Декабрист Штейнгель писал: «Помощником командира корпуса был капитан первого ранга Федоров, не имевший понятия ни о воспитании, ни о способах воспитания. Глядя на него, ротные командиры держались того же правила. Способ исправления состоял в подлинном тиранстве. Капитаны, казалось, хвастались друг перед другом, кто из них бесчеловечнее и безжалостнее сечет кадет. По субботам в дежурной комнате вопль не прекращался».
— Дикость какая, — осудил Фрол.
«Была еще одна особенность в корпусе — это господство старших над младшими. Я, будучи младшим воспитанником, — вспоминал Штейнгель, — подавал старшему умываться, снимал сапоги, чистил платье, перестилал постель и помыкался на посылках с записочками. Боже избави ослушаться! — прибьют до смерти».
— Да-а, порядочки, — усмехнулся Фрол.
«…По тогдашней форме воротники у курток должны были быть застегнуты на все четыре крючка. Унтер-офицер, стоявший перед фронтом, спросил меня грубым голосом: отчего у тебя воротник не застегнут? Заметив, что у него воротник также не застегнут, я ответил ему таким же вопросом; тогда унтер-офицер начал на меня кричать и ударил меня; я ответил тем же; за такую продерзость на меня накинулись другие унтер-офицеры и отколотили порядочно…»

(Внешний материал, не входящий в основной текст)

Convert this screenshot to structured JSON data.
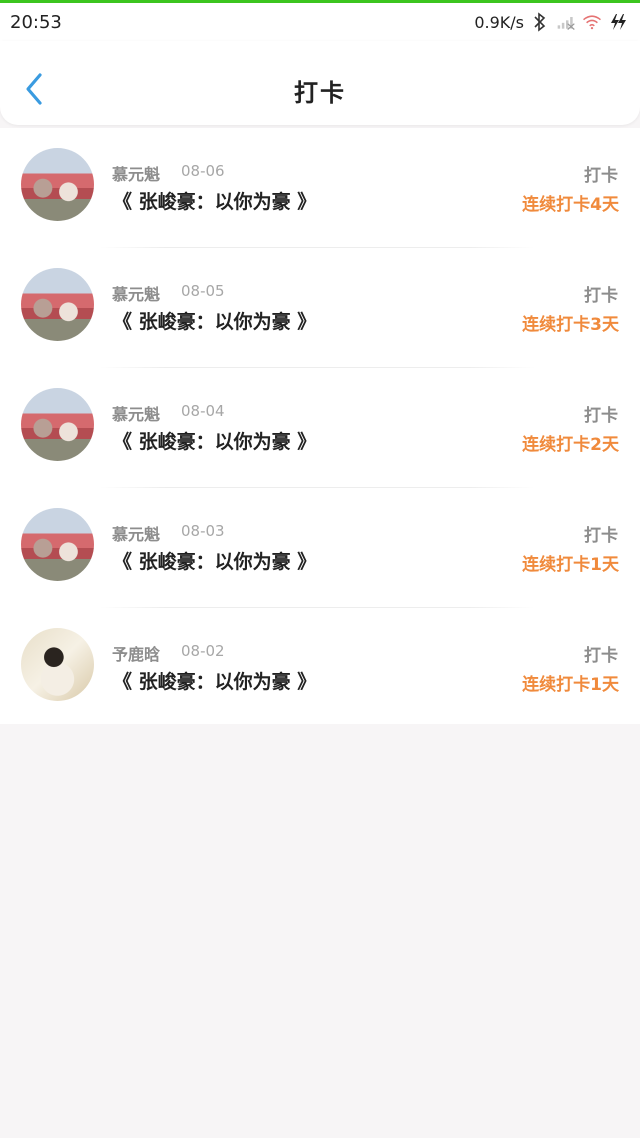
{
  "status_bar": {
    "time": "20:53",
    "net_speed": "0.9K/s",
    "icons": [
      "bluetooth-icon",
      "signal-icon",
      "wifi-icon",
      "charging-icon"
    ],
    "progress_color": "#3cc51f"
  },
  "header": {
    "back_icon": "chevron-left-icon",
    "title": "打卡",
    "accent_color": "#3a9be0"
  },
  "checkins": [
    {
      "name": "慕元魁",
      "date": "08-06",
      "book": "《 张峻豪：以你为豪 》",
      "action": "打卡",
      "streak": "连续打卡4天",
      "avatar": "avatar-couple"
    },
    {
      "name": "慕元魁",
      "date": "08-05",
      "book": "《 张峻豪：以你为豪 》",
      "action": "打卡",
      "streak": "连续打卡3天",
      "avatar": "avatar-couple"
    },
    {
      "name": "慕元魁",
      "date": "08-04",
      "book": "《 张峻豪：以你为豪 》",
      "action": "打卡",
      "streak": "连续打卡2天",
      "avatar": "avatar-couple"
    },
    {
      "name": "慕元魁",
      "date": "08-03",
      "book": "《 张峻豪：以你为豪 》",
      "action": "打卡",
      "streak": "连续打卡1天",
      "avatar": "avatar-couple"
    },
    {
      "name": "予鹿晗",
      "date": "08-02",
      "book": "《 张峻豪：以你为豪 》",
      "action": "打卡",
      "streak": "连续打卡1天",
      "avatar": "avatar-person"
    }
  ],
  "colors": {
    "streak": "#f08a3c",
    "muted_text": "#8d8d8d",
    "background": "#f7f5f6"
  }
}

Тут вошел отец, спросил, что мы читаем.
— А, знаю; это редкая книга, достать ее трудно. Прочли? Нравы дикие. Не удивительно, что в такой обстановке вырастали жестокосердые люди, тиранившие матросов. Кстати, вы знаете, что в морской корпус принимали только дворян? Гордость русского флота Степан Осипович Макаров в корпусе не учился — его отец был из простых боцманов… И удивительно, что при таких обычаях и нравах из корпуса все же вышли Нахимов, Корнилов, Даль, Станюкович, кораблестроитель Крылов… Зато через год после Октября в морском корпусе открылись курсы командного состава Красного флота. На эти курсы пришли кочегары, сигнальщики, рулевые с кораблей. Все они имели большой опыт морской службы. Не было стульев, столов, не хватало тетрадей, температура в классах была ниже нуля, а они занимались по четырнадцать часов в сутки и окончили курс за четыре месяца. Советую вам, орлы, помнить это, когда будете заниматься в теплых и светлых классах и в великолепнейших кабинетах…
Пойти к нашему бывшему начальнику — адмиралу мы с Фролом не сразу решились. Все гадали: как он нас встретит, узнает ли?
Между Средним и Малым проспектами мы разыскали старинный трехэтажный дом и поднялись на второй этаж по широкой лестнице.
У высокой дубовой двери замешкались — не сразу решились нажать на звонок. Вот так же, бывало, мы не решались постучать в дверь кабинета в Нахимовском, когда нас вызывали к адмиралу.
— Ну, что же ты, Фрол? Звони.
Фрол решился, наконец; дверь отворилась, и девушка с русой косой вокруг головы приветливо спросила:
— Вы к отцу?
— Мы хотели бы видеть товарища адмирала. Можно?
— Отчего же нельзя? — улыбнулась она. У нее были ослепительно белые зубы. — Отец дома. Входите, пожалуйста.
В передней висели шинели и плащи с адмиральскими золотыми погонами, пересеченными серебряным галуном — знаком отставки.
— Да вы не из Тбилиси ли? — догадалась девушка, взглянув на ленточки бескозырок.
— Да, мы учились в Тбилиси.
— В Нахимовском?! Я тоже жила там во время войны. Чудесный город. Но Ленинград свой я больше люблю. Вы не ленинградцы?